Man's best friend comes along for hike in Sunshine Village
Walk-in-the-park trail of Bow Falls.
Walk-in-the-park trail of Bow Falls.

There are fringe benefits for being a dog owner. As well as free kisses and pampering you get more exercise, especially when hiking the trails in Banff's Sunshine Village.

"Sorry, there's no exception to the pet rule," the straight-faced ticket seller says from behind the counter. "None are allowed onboard."

We're at the base of this ski resort, a short drive from the town's hub, where, for a price, a shuttle will whisk us up to the 2,195-metre level (7,200 feet) to scenic ridges. But heeling politely between us, and looking up with apologetic eyes, is Kalli, our tag-along pup. "There's another option," my husband says, when glancing at the map. "We can hoof it all the way on foot."

I sigh at Brent's idea, partly with frustration and partly trepidation. Can I manage the 18-kilometre round-tripper to Healy Pass? I might be OK if it was a level playing field, but the elevation gain from this parking lot is 655 metres (2,150 ft).

"With all the hiking we've done this holiday, it'll be a breeze," he reassures me. It's true and my buffed-up quads are proof. From the Kootenays to Banff, we've paced everything from walk-inthe-parkers like the Bow Falls Trail to mountaineer challenges such as Cory Pass. And have truly been rewarded with visual overload in return. This Healy trek ends up being no different.

There's no way of disguising the length, but for the most part, this incline is gradual. Healy Creek weaves in and out of our view and while canopied by evergreens we bisect the occasional blueberry field, cross a few bridges and ogle at rugged peaks that pop into the backdrop. A primitive campground dots the 5.5-km mark, a fork to Simpson Pass is just before kilometer eight and flowery meadows sprawl over the sub-alpine. While Kalli

goes ga-ga over the gopher holes that burrow through this scruffy ground cover, Brent prepares for bigger game.

"Three grizzlies have been tagged on this ridge," he says, while reaching for the bear spray, "it's unlikely we'll see any." In spite of all the previous warnings we've had on this trip, my wrist bells go into full action. I'm soon noisier than old Saint Nick.

But we safely traverse the open meadow, elevate to Healy Pass and pan the expansive landscape. To the northeast, living up to its name, is the Massive Range, southeast is beaconlike Mt.. Assiniboine and northwest are the shimmering jewels of Scarab and Egypt Lakes. We sit and try to take it all in before making the descent. "Going down will be easier," Brent assures me, "We'll even have energy for another hike tomorrow." Kalli wags her tail in agreement. Little does she know, her legs will be getting a rest! We make arrangements the next morning for her to stay and play at Veronica's, a doggy day care that's a short drive from our Tunnel Mountain campsite. And while she's romping with other canines, we're tromping Sunshine's alpine. After taking the fivekilometre bus drive from the lower parking lot, we gain 500 metres elevation and save an hour and a half tread-time on our hiking boots.

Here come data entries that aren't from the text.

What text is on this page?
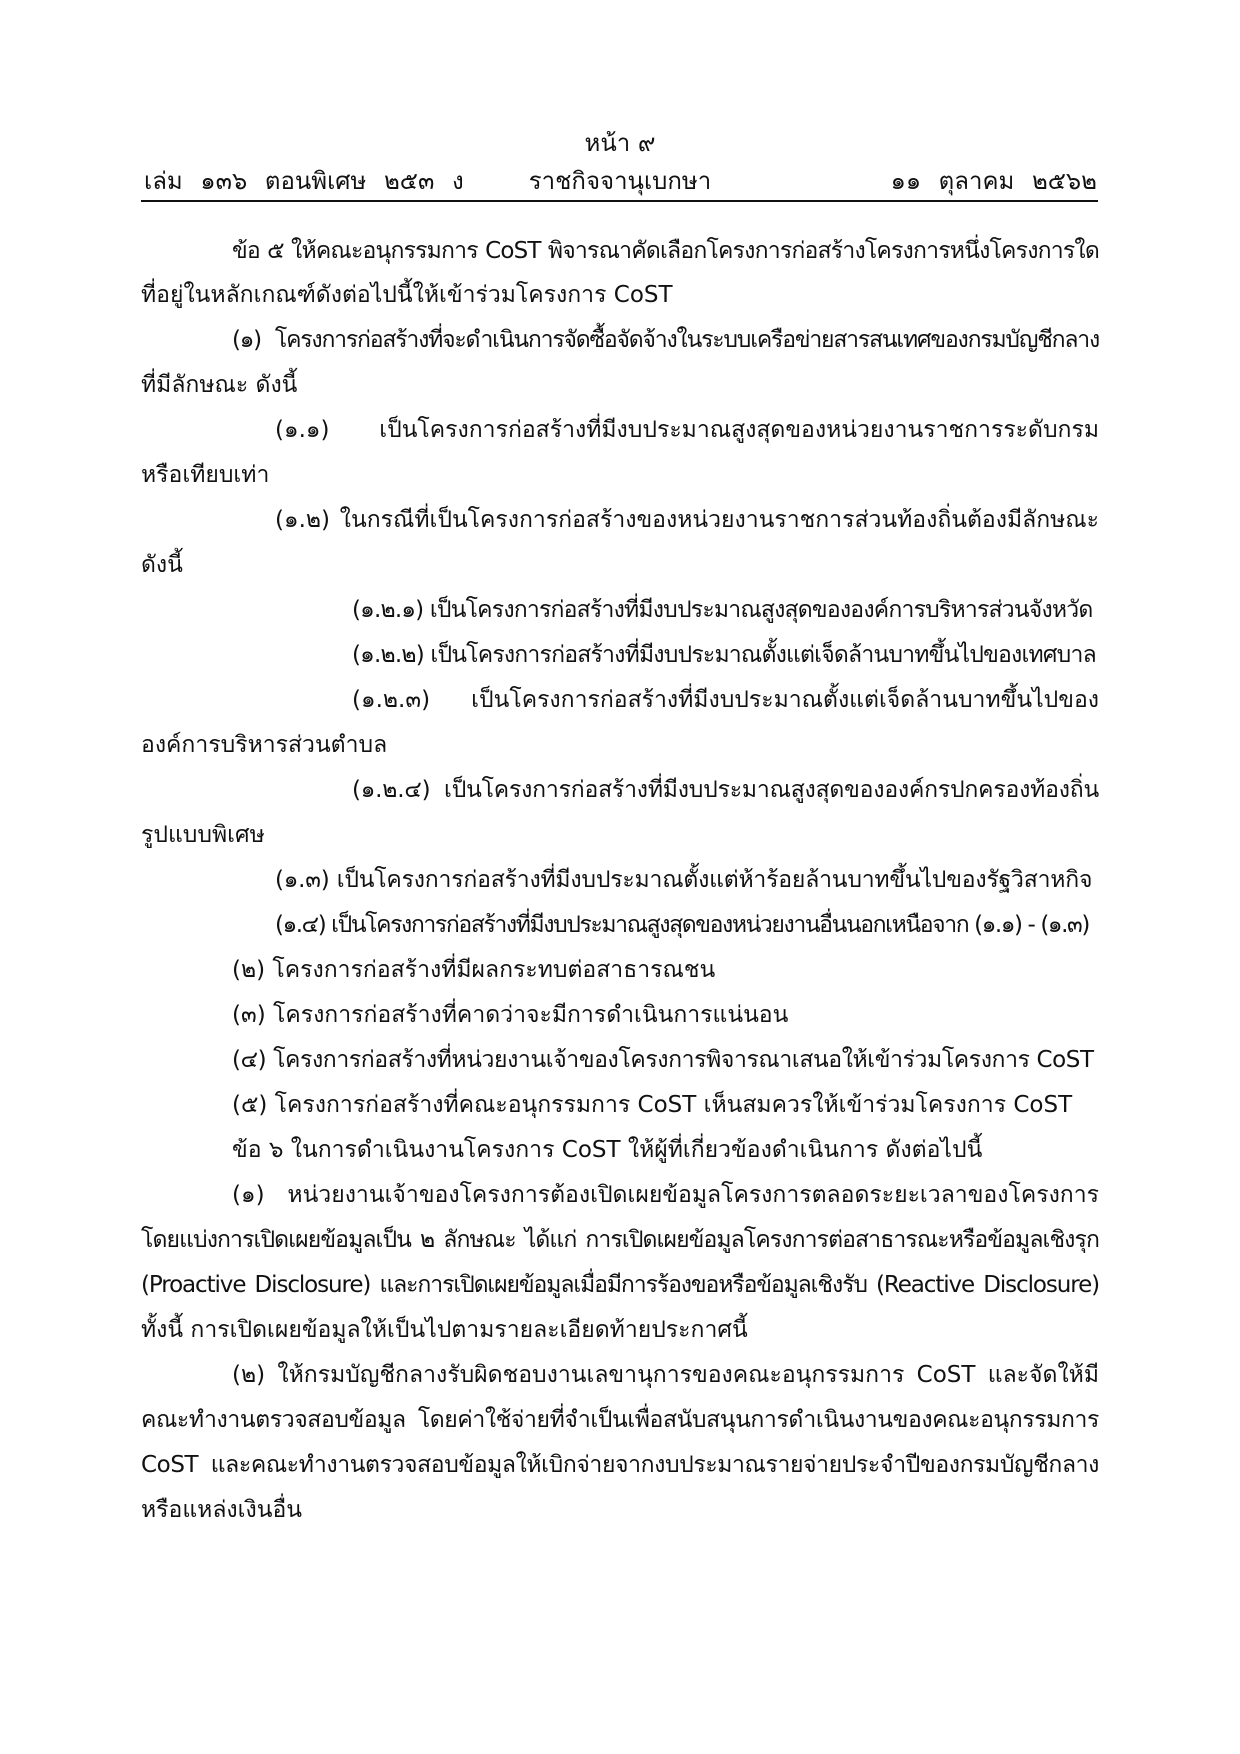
หน้า ๙
เล่ม ๑๓๖ ตอนพิเศษ ๒๕๓ ง	ราชกิจจานุเบกษา	๑๑ ตุลาคม ๒๕๖๒
ข้อ ๕ ให้คณะอนุกรรมการ CoST พิจารณาคัดเลือกโครงการก่อสร้างโครงการหนึ่งโครงการใด
ที่อยู่ในหลักเกณฑ์ดังต่อไปนี้ให้เข้าร่วมโครงการ CoST
(๑) โครงการก่อสร้างที่จะดำเนินการจัดซื้อจัดจ้างในระบบเครือข่ายสารสนเทศของกรมบัญชีกลาง
ที่มีลักษณะ ดังนี้
(๑.๑) เป็นโครงการก่อสร้างที่มีงบประมาณสูงสุดของหน่วยงานราชการระดับกรม
หรือเทียบเท่า
(๑.๒) ในกรณีที่เป็นโครงการก่อสร้างของหน่วยงานราชการส่วนท้องถิ่นต้องมีลักษณะ
ดังนี้
(๑.๒.๑) เป็นโครงการก่อสร้างที่มีงบประมาณสูงสุดขององค์การบริหารส่วนจังหวัด
(๑.๒.๒) เป็นโครงการก่อสร้างที่มีงบประมาณตั้งแต่เจ็ดล้านบาทขึ้นไปของเทศบาล
(๑.๒.๓) เป็นโครงการก่อสร้างที่มีงบประมาณตั้งแต่เจ็ดล้านบาทขึ้นไปของ
องค์การบริหารส่วนตำบล
(๑.๒.๔) เป็นโครงการก่อสร้างที่มีงบประมาณสูงสุดขององค์กรปกครองท้องถิ่น
รูปแบบพิเศษ
(๑.๓) เป็นโครงการก่อสร้างที่มีงบประมาณตั้งแต่ห้าร้อยล้านบาทขึ้นไปของรัฐวิสาหกิจ
(๑.๔) เป็นโครงการก่อสร้างที่มีงบประมาณสูงสุดของหน่วยงานอื่นนอกเหนือจาก (๑.๑) - (๑.๓)
(๒) โครงการก่อสร้างที่มีผลกระทบต่อสาธารณชน
(๓) โครงการก่อสร้างที่คาดว่าจะมีการดำเนินการแน่นอน
(๔) โครงการก่อสร้างที่หน่วยงานเจ้าของโครงการพิจารณาเสนอให้เข้าร่วมโครงการ CoST
(๕) โครงการก่อสร้างที่คณะอนุกรรมการ CoST เห็นสมควรให้เข้าร่วมโครงการ CoST
ข้อ ๖ ในการดำเนินงานโครงการ CoST ให้ผู้ที่เกี่ยวข้องดำเนินการ ดังต่อไปนี้
(๑) หน่วยงานเจ้าของโครงการต้องเปิดเผยข้อมูลโครงการตลอดระยะเวลาของโครงการ
โดยแบ่งการเปิดเผยข้อมูลเป็น ๒ ลักษณะ ได้แก่ การเปิดเผยข้อมูลโครงการต่อสาธารณะหรือข้อมูลเชิงรุก
(Proactive Disclosure) และการเปิดเผยข้อมูลเมื่อมีการร้องขอหรือข้อมูลเชิงรับ (Reactive Disclosure)
ทั้งนี้ การเปิดเผยข้อมูลให้เป็นไปตามรายละเอียดท้ายประกาศนี้
(๒) ให้กรมบัญชีกลางรับผิดชอบงานเลขานุการของคณะอนุกรรมการ CoST และจัดให้มี
คณะทำงานตรวจสอบข้อมูล โดยค่าใช้จ่ายที่จำเป็นเพื่อสนับสนุนการดำเนินงานของคณะอนุกรรมการ
CoST และคณะทำงานตรวจสอบข้อมูลให้เบิกจ่ายจากงบประมาณรายจ่ายประจำปีของกรมบัญชีกลาง
หรือแหล่งเงินอื่น
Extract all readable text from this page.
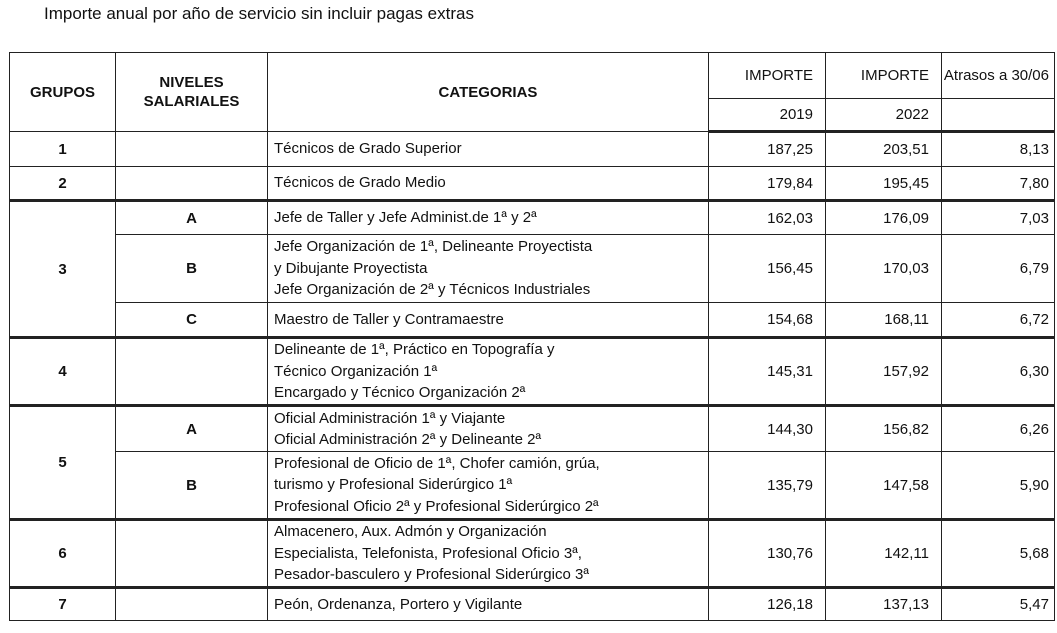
Importe anual por año de servicio sin incluir pagas extras
GRUPOS	NIVELES SALARIALES	CATEGORIAS	IMPORTE	IMPORTE	Atrasos a 30/06
			2019	2022	
1		Técnicos de Grado Superior	187,25	203,51	8,13
2		Técnicos de Grado Medio	179,84	195,45	7,80
3	A	Jefe de Taller y Jefe Administ.de 1ª y 2ª	162,03	176,09	7,03
	B	Jefe Organización de 1ª, Delineante Proyectista
y Dibujante Proyectista
Jefe Organización de 2ª y Técnicos Industriales	156,45	170,03	6,79
	C	Maestro de Taller y Contramaestre	154,68	168,11	6,72
4		Delineante de 1ª, Práctico en Topografía y
Técnico Organización 1ª
Encargado y Técnico Organización 2ª	145,31	157,92	6,30
5	A	Oficial Administración 1ª y Viajante
Oficial Administración 2ª y Delineante 2ª	144,30	156,82	6,26
	B	Profesional de Oficio de 1ª, Chofer camión, grúa,
turismo y Profesional Siderúrgico 1ª
Profesional Oficio 2ª y Profesional Siderúrgico 2ª	135,79	147,58	5,90
6		Almacenero, Aux. Admón y Organización
Especialista, Telefonista, Profesional Oficio 3ª,
Pesador-basculero y Profesional Siderúrgico 3ª	130,76	142,11	5,68
7		Peón, Ordenanza, Portero y Vigilante	126,18	137,13	5,47
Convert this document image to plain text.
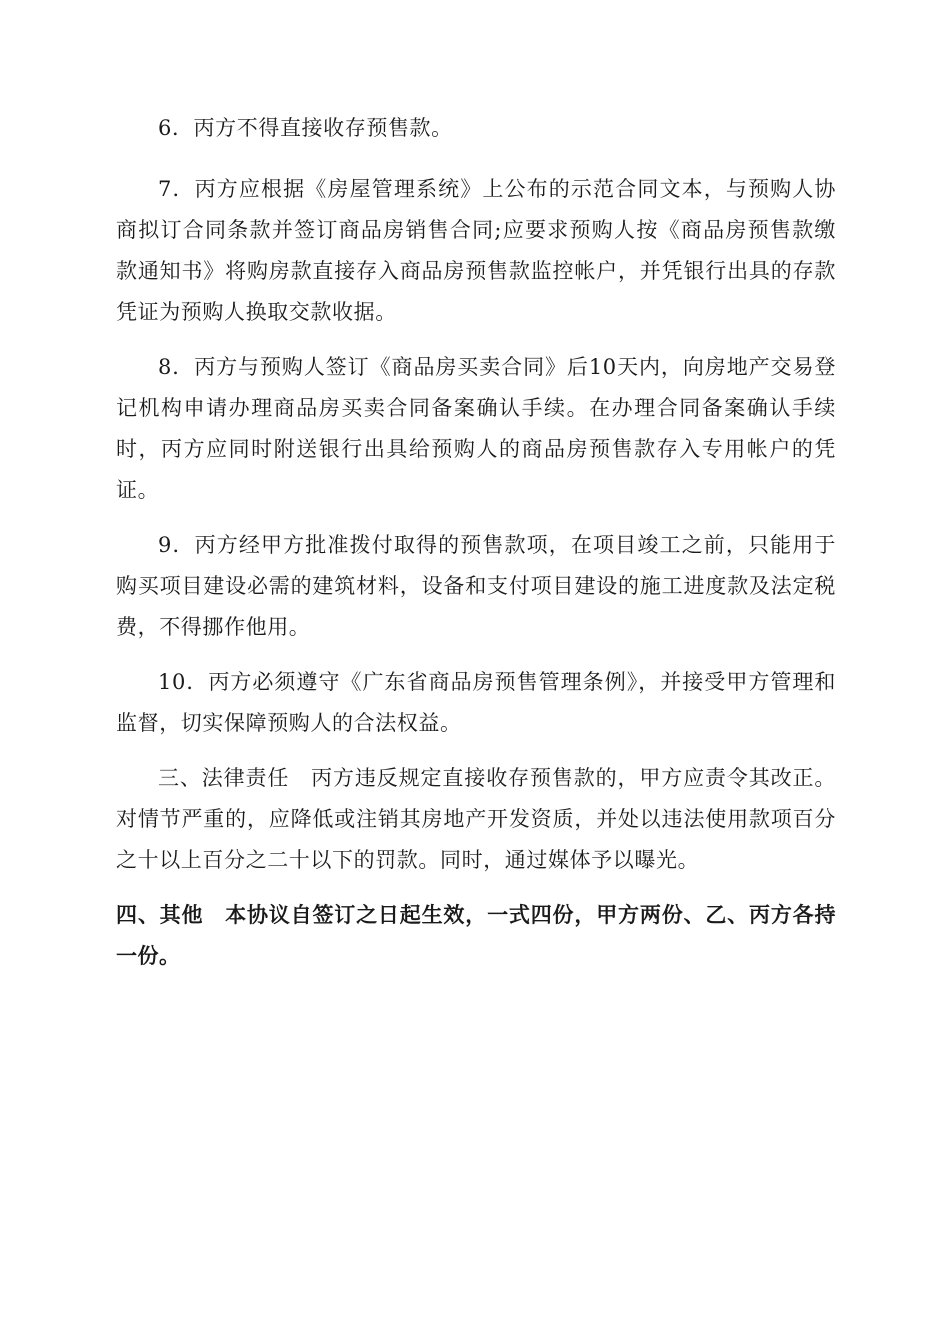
6．丙方不得直接收存预售款。

7．丙方应根据《房屋管理系统》上公布的示范合同文本，与预购人协商拟订合同条款并签订商品房销售合同;应要求预购人按《商品房预售款缴款通知书》将购房款直接存入商品房预售款监控帐户，并凭银行出具的存款凭证为预购人换取交款收据。

8．丙方与预购人签订《商品房买卖合同》后10天内，向房地产交易登记机构申请办理商品房买卖合同备案确认手续。在办理合同备案确认手续时，丙方应同时附送银行出具给预购人的商品房预售款存入专用帐户的凭证。

9．丙方经甲方批准拨付取得的预售款项，在项目竣工之前，只能用于购买项目建设必需的建筑材料，设备和支付项目建设的施工进度款及法定税费，不得挪作他用。

10．丙方必须遵守《广东省商品房预售管理条例》，并接受甲方管理和监督，切实保障预购人的合法权益。

三、法律责任　丙方违反规定直接收存预售款的，甲方应责令其改正。对情节严重的，应降低或注销其房地产开发资质，并处以违法使用款项百分之十以上百分之二十以下的罚款。同时，通过媒体予以曝光。

四、其他　本协议自签订之日起生效，一式四份，甲方两份、乙、丙方各持一份。
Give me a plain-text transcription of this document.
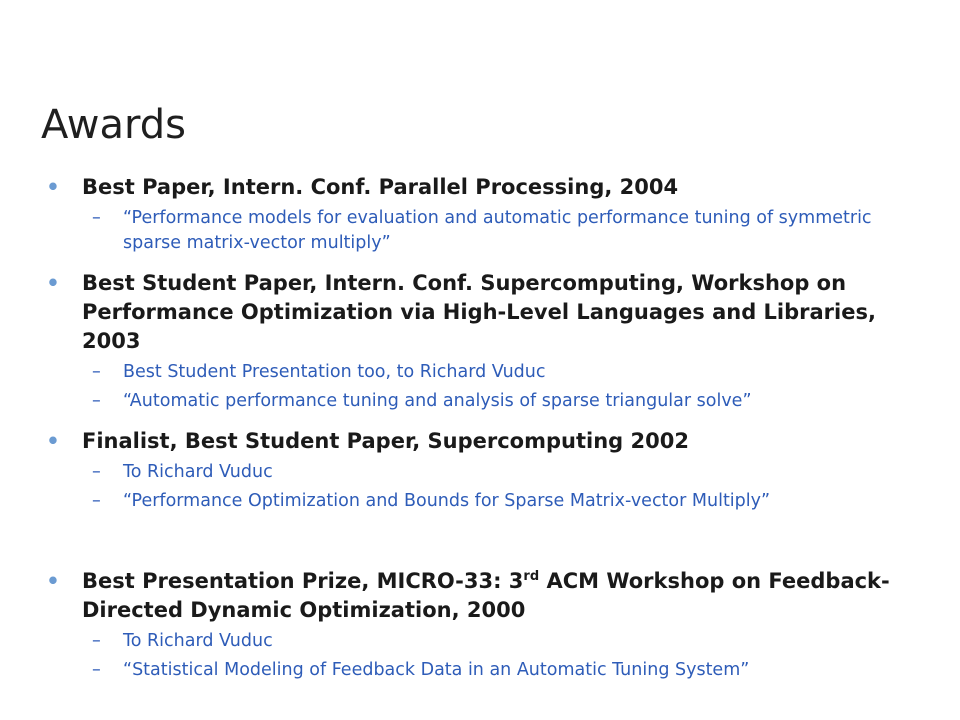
Awards
• Best Paper, Intern. Conf. Parallel Processing, 2004
– “Performance models for evaluation and automatic performance tuning of symmetric sparse matrix-vector multiply”
• Best Student Paper, Intern. Conf. Supercomputing, Workshop on Performance Optimization via High-Level Languages and Libraries, 2003
– Best Student Presentation too, to Richard Vuduc
– “Automatic performance tuning and analysis of sparse triangular solve”
• Finalist, Best Student Paper, Supercomputing 2002
– To Richard Vuduc
– “Performance Optimization and Bounds for Sparse Matrix-vector Multiply”
• Best Presentation Prize, MICRO-33: 3rd ACM Workshop on Feedback-Directed Dynamic Optimization, 2000
– To Richard Vuduc
– “Statistical Modeling of Feedback Data in an Automatic Tuning System”
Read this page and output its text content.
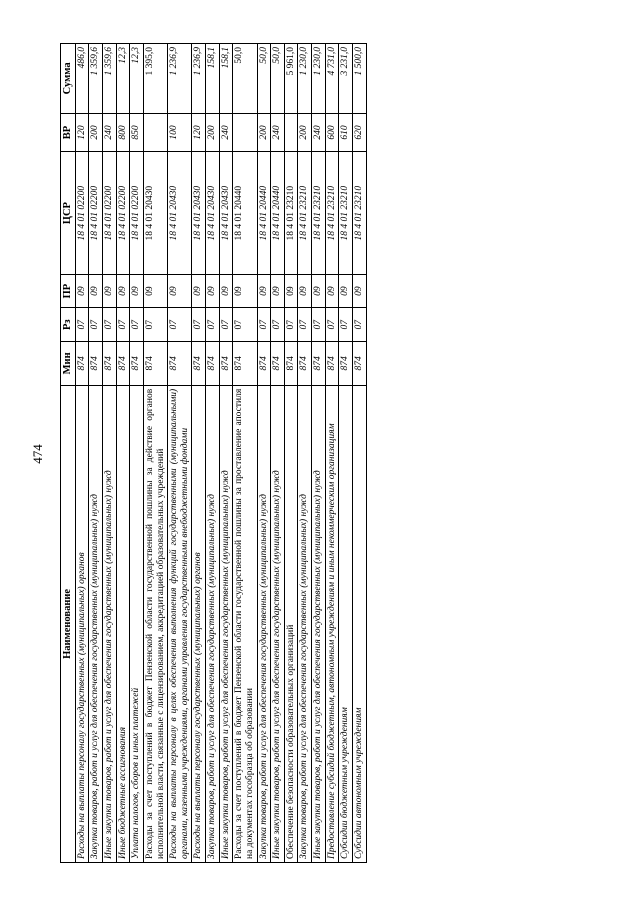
474
Наименование	Мин	Рз	ПР	ЦСР	ВР	Сумма
Расходы на выплаты персоналу государственных (муниципальных) органов	874	07	09	18 4 01 02200	120	486,0
Закупка товаров, работ и услуг для обеспечения государственных (муниципальных) нужд	874	07	09	18 4 01 02200	200	1 359,6
Иные закупки товаров, работ и услуг для обеспечения государственных (муниципальных) нужд	874	07	09	18 4 01 02200	240	1 359,6
Иные бюджетные ассигнования	874	07	09	18 4 01 02200	800	12,3
Уплата налогов, сборов и иных платежей	874	07	09	18 4 01 02200	850	12,3
Расходы за счет поступлений в бюджет Пензенской области государственной пошлины за действие органов исполнительной власти, связанные с лицензированием, аккредитацией образовательных учреждений	874	07	09	18 4 01 20430		1 395,0
Расходы на выплаты персоналу в целях обеспечения выполнения функций государственными (муниципальными) органами, казенными учреждениями, органами управления государственными внебюджетными фондами	874	07	09	18 4 01 20430	100	1 236,9
Расходы на выплаты персоналу государственных (муниципальных) органов	874	07	09	18 4 01 20430	120	1 236,9
Закупка товаров, работ и услуг для обеспечения государственных (муниципальных) нужд	874	07	09	18 4 01 20430	200	158,1
Иные закупки товаров, работ и услуг для обеспечения государственных (муниципальных) нужд	874	07	09	18 4 01 20430	240	158,1
Расходы за счет поступлений в бюджет Пензенской области государственной пошлины за проставление апостиля на документах гособразца об образовании	874	07	09	18 4 01 20440		50,0
Закупка товаров, работ и услуг для обеспечения государственных (муниципальных) нужд	874	07	09	18 4 01 20440	200	50,0
Иные закупки товаров, работ и услуг для обеспечения государственных (муниципальных) нужд	874	07	09	18 4 01 20440	240	50,0
Обеспечение безопасности образовательных организаций	874	07	09	18 4 01 23210		5 961,0
Закупка товаров, работ и услуг для обеспечения государственных (муниципальных) нужд	874	07	09	18 4 01 23210	200	1 230,0
Иные закупки товаров, работ и услуг для обеспечения государственных (муниципальных) нужд	874	07	09	18 4 01 23210	240	1 230,0
Предоставление субсидий бюджетным, автономным учреждениям и иным некоммерческим организациям	874	07	09	18 4 01 23210	600	4 731,0
Субсидии бюджетным учреждениям	874	07	09	18 4 01 23210	610	3 231,0
Субсидии автономным учреждениям	874	07	09	18 4 01 23210	620	1 500,0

Over 12 kilometres of gravel pathway score these upper meadows. Placards along the first section reveal information about the vegetation, flora and geography. We're welcomed to the Continental Divide, a Rocky Mountain landmark that separates the water flow from the Atlantic to the Pacific. And we discover why so many skiers flock to this area - 10 metres of powder cloaks this terrain each year. But the growing season is nothing to write home about.

Although the wildflower meadows rage with color in summer, it only lasts about 45 days.

Our manicured path rises and falls as it slices through the rugged ground cover. And while meandering over this high country we're privy to a postcard slide show.

A massive granite wall called The Monarch, the craggy summit of Mount Howard Douglas and the great Mt. Assiniboine, snow cloaked and poised like a faultless arrow-head. Some of these mountain masses harbor receded snow drifts, others wear striated agelines and a number are home to tranquil lakes.

At the base of Quartz Hill (five km/three miles into the trek), we enjoy a snack and serenity.

"We could keep going," Brent says, after checking his watch.

"Another hour or so and we'll be at Citadel Pass where the vistas are spectacular. What do you think?" But we both know the answer. We have to pick up our pooch by 4:30 and time is running out.

"Veronica also offers overnight care." I pipe up. "Maybe next time we're hiking Sunshine, Kalli would like to have a sleepover."

We hope you've enjoyed the past five monthly articles and tagging along with us on this holiday. By the end of this trip we hiked 150 kilometres and did a total of 40,000 feet in up and down elevation.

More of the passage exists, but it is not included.